Depuis que le conclave papal a élu le cardinal Robert Francis Prevost le 8 mai, nombreux sont ceux qui guettent avec attention les indices permettant de savoir comment le pape Léon XIV suivra ou s'éloignera de la voie tracée par son défunt prédécesseur. Les observateurs ont noté son choix d'un nom papal traditionnel et sa décision de porter la cape rouge appelée mozzetta lors de sa première apparition sur la loggia de la basilique Saint-Pierre, deux signes de contraste avec le franc-tireur qu'est le pape François.

Pourtant, l'une des preuves les plus discutées n'est pas une décision du nouveau pape, mais une déclaration qu'il a faite il y a plus de dix ans, lorsqu'un collègue et moi-même l'avons enregistrée.

J'ai rencontré le futur pape Léon XIV en octobre 2012, un jour après la fin du synode sur la nouvelle évangélisation. Ce synode, très caractéristique du pontificat du pape Benoît XVI, était axé sur le défi de la diffusion et du maintien de la foi dans les sociétés occidentales de plus en plus post-chrétiennes. L'idée maîtresse de nombreux discours a été résumée par le cardinal Donald Wuerl de Washington, qui a déploré qu'un « tsunami de laïcité » engloutisse l'Église.

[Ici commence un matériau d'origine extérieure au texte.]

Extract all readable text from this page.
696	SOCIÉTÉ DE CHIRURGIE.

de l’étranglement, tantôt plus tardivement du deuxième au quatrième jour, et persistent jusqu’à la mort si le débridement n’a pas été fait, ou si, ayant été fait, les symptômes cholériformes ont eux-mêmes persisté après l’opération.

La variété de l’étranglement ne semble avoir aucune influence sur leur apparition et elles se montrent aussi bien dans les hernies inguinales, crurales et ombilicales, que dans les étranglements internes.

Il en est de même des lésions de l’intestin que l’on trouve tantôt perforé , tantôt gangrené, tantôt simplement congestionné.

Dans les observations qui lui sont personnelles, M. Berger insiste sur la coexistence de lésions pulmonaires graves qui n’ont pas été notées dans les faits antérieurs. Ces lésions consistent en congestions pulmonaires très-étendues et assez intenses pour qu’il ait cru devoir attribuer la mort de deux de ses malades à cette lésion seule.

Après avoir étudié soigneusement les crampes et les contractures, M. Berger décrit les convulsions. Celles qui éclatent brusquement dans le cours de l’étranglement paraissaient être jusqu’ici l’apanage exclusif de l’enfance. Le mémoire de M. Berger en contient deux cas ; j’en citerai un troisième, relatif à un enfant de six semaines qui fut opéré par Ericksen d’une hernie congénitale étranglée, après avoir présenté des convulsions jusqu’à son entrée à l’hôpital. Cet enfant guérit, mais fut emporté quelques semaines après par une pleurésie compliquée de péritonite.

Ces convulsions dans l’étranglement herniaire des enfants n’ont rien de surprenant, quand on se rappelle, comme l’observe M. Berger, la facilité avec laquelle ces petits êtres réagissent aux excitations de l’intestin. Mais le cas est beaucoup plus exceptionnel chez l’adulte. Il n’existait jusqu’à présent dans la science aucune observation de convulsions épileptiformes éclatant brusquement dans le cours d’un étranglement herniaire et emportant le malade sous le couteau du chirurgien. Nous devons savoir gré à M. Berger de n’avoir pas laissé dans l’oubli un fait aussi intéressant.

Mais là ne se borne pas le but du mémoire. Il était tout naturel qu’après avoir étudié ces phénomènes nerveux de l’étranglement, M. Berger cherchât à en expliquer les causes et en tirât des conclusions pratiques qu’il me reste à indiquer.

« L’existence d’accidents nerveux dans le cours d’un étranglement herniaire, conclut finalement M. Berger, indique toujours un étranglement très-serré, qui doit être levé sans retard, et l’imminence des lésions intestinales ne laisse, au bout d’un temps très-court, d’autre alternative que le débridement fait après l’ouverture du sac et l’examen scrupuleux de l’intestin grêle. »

À l'époque, avant les restrictions imposées par le pape François, les discours des participants aux sessions synodales à huis clos étaient régulièrement mis à la disposition de la presse. L'une des interventions les plus citées et les plus provocantes a été celle du père Robert Prevost, prieur général de l'Ordre de Saint-Augustin, qui a expliqué comment les médias occidentaux faisaient la promotion de ce qu'il appelait des « choix de vie antichrétiens » - notamment l'avortement, l'euthanasie et le mariage entre personnes de même sexe - et comment l'Église catholique pouvait y répondre.

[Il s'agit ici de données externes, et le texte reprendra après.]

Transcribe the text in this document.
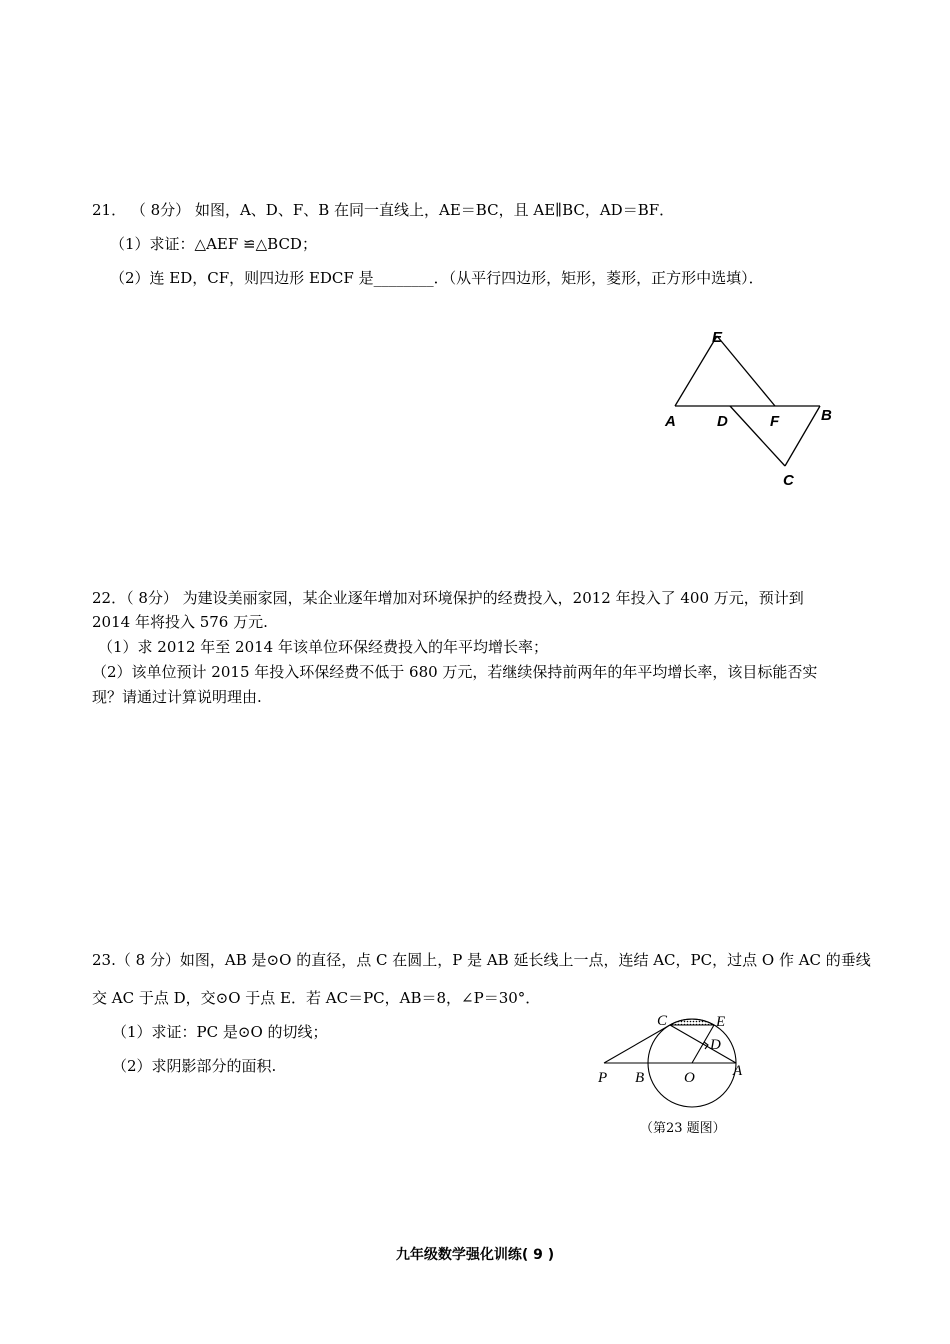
21． （ 8分） 如图，A、D、F、B 在同一直线上，AE＝BC，且 AE∥BC，AD＝BF．
（1）求证：△AEF ≌△BCD；
（2）连 ED，CF，则四边形 EDCF 是________．（从平行四边形，矩形，菱形，正方形中选填）．
E
A	D	F	B
C
22．（ 8分） 为建设美丽家园，某企业逐年增加对环境保护的经费投入，2012 年投入了 400 万元，预计到
2014 年将投入 576 万元.
（1）求 2012 年至 2014 年该单位环保经费投入的年平均增长率；
（2）该单位预计 2015 年投入环保经费不低于 680 万元，若继续保持前两年的年平均增长率，该目标能否实
现？请通过计算说明理由.
23.（ 8 分）如图，AB 是⊙O 的直径，点 C 在圆上，P 是 AB 延长线上一点，连结 AC，PC，过点 O 作 AC 的垂线
交 AC 于点 D，交⊙O 于点 E．若 AC＝PC，AB＝8，∠P＝30°．
（1）求证：PC 是⊙O 的切线；
（2）求阴影部分的面积.
C	E
D
P B	O	A
（第23 题图）
九年级数学强化训练( 9 )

À l'époque, je dirigeais le bureau de Rome du Catholic News Service, qui fait partie de la Conférence des évêques catholiques des États-Unis, et nous couvrions largement le synode. J'ai écrit à l'ordre du Père Prévost pour lui demander si je pouvais l'interviewer, et il a rapidement accepté. Avec mon collègue Robert Duncan, je suis donc allé le voir à son bureau, à quelques mètres de la place Saint-Pierre.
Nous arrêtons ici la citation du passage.